Apelé la resolución del juez y gané. El imputado fue juzgado y sentenciado por hurto agravado. Pero esa experiencia confirmó lo que ya intuía: el proceso penal en Guatemala tiene serias deficiencias. A diferencia del mundo civil, donde existen procesos ordinarios, orales, sumarios y ejecuciones especiales, cada uno con su propia estructura y complejidad, el proceso penal me resulta limitado en su diseño. Opté por dedicarle solo lo necesario a esa materia y concentrar mi energía donde realmente puedo hacer la diferencia.
Mi ejercicio profesional ha trascendido las fronteras guatemaltecas. He llevado expedientes ante la Corte Interamericana de Derechos Humanos y otras instancias internacionales, representando a clientes guatemaltecos en casos derivados de juicios que inicié en el país.
Esta experiencia internacional complementa mi labor como profesora universitaria de Derecho Internacional Público, donde comparto con mis estudiantes no solo la teoría sino la vivencia real de litigar en foros internacionales.
Hoy dirijo mi despacho como un estudio jurídico boutique. No trabajamos en masa. Cada caso recibe atención personalizada porque ante la ley, los abogados y notarios cargamos con una responsabilidad enorme cuando cometemos errores. Esa responsabilidad la tomo en serio.
Contamos con un equipo de trabajo especializado en derecho empresarial, contratos, derecho corporativo, litigios comerciales y procedimientos legales para emprendedores y empresas guatemaltecas. Nuestro enfoque es la calidad, no la cantidad.
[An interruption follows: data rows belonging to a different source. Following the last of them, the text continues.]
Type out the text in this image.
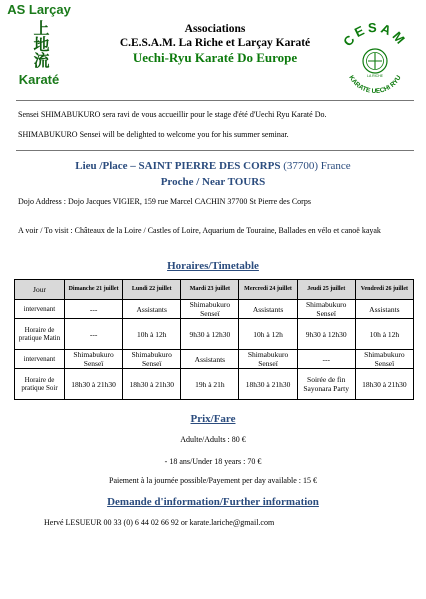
AS Larçay
上地流
Karaté
Associations
C.E.S.A.M. La Riche et Larçay Karaté
Uechi-Ryu Karaté Do Europe
CESAM
LA RICHE
KARATE UECHI RYU
Sensei SHIMABUKURO sera ravi de vous accueillir pour le stage d'été d'Uechi Ryu Karaté Do.
SHIMABUKURO Sensei will be delighted to welcome you for his summer seminar.
Lieu /Place – SAINT PIERRE DES CORPS (37700) France
Proche / Near TOURS
Dojo Address : Dojo Jacques VIGIER, 159 rue Marcel CACHIN 37700 St Pierre des Corps
A voir / To visit : Châteaux de la Loire / Castles of Loire, Aquarium de Touraine, Ballades en vélo et canoë kayak
Horaires/Timetable
Jour	Dimanche 21 juillet	Lundi 22 juillet	Mardi 23 juillet	Mercredi 24 juillet	Jeudi 25 juillet	Vendredi 26 juillet
intervenant	---	Assistants	Shimabukuro Senseï	Assistants	Shimabukuro Senseï	Assistants
Horaire de pratique Matin	---	10h à 12h	9h30 à 12h30	10h à 12h	9h30 à 12h30	10h à 12h
intervenant	Shimabukuro Senseï	Shimabukuro Senseï	Assistants	Shimabukuro Senseï	---	Shimabukuro Senseï
Horaire de pratique Soir	18h30 à 21h30	18h30 à 21h30	19h à 21h	18h30 à 21h30	Soirée de fin Sayonara Party	18h30 à 21h30
Prix/Fare
Adulte/Adults : 80 €
- 18 ans/Under 18 years : 70 €
Paiement à la journée possible/Payement per day available : 15 €
Demande d'information/Further information
Hervé LESUEUR 00 33 (0) 6 44 02 66 92 or karate.lariche@gmail.com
Mi forma de trabajar siempre ha sido la misma: entender el problema a fondo, analizar todos los escenarios y pelear cada caso con la preparación que merece. Si algo aprendí en más de una década de litigio es que no hay atajos. La diferencia está en el trabajo, el estudio y la convicción de que cada cliente merece una defensa seria.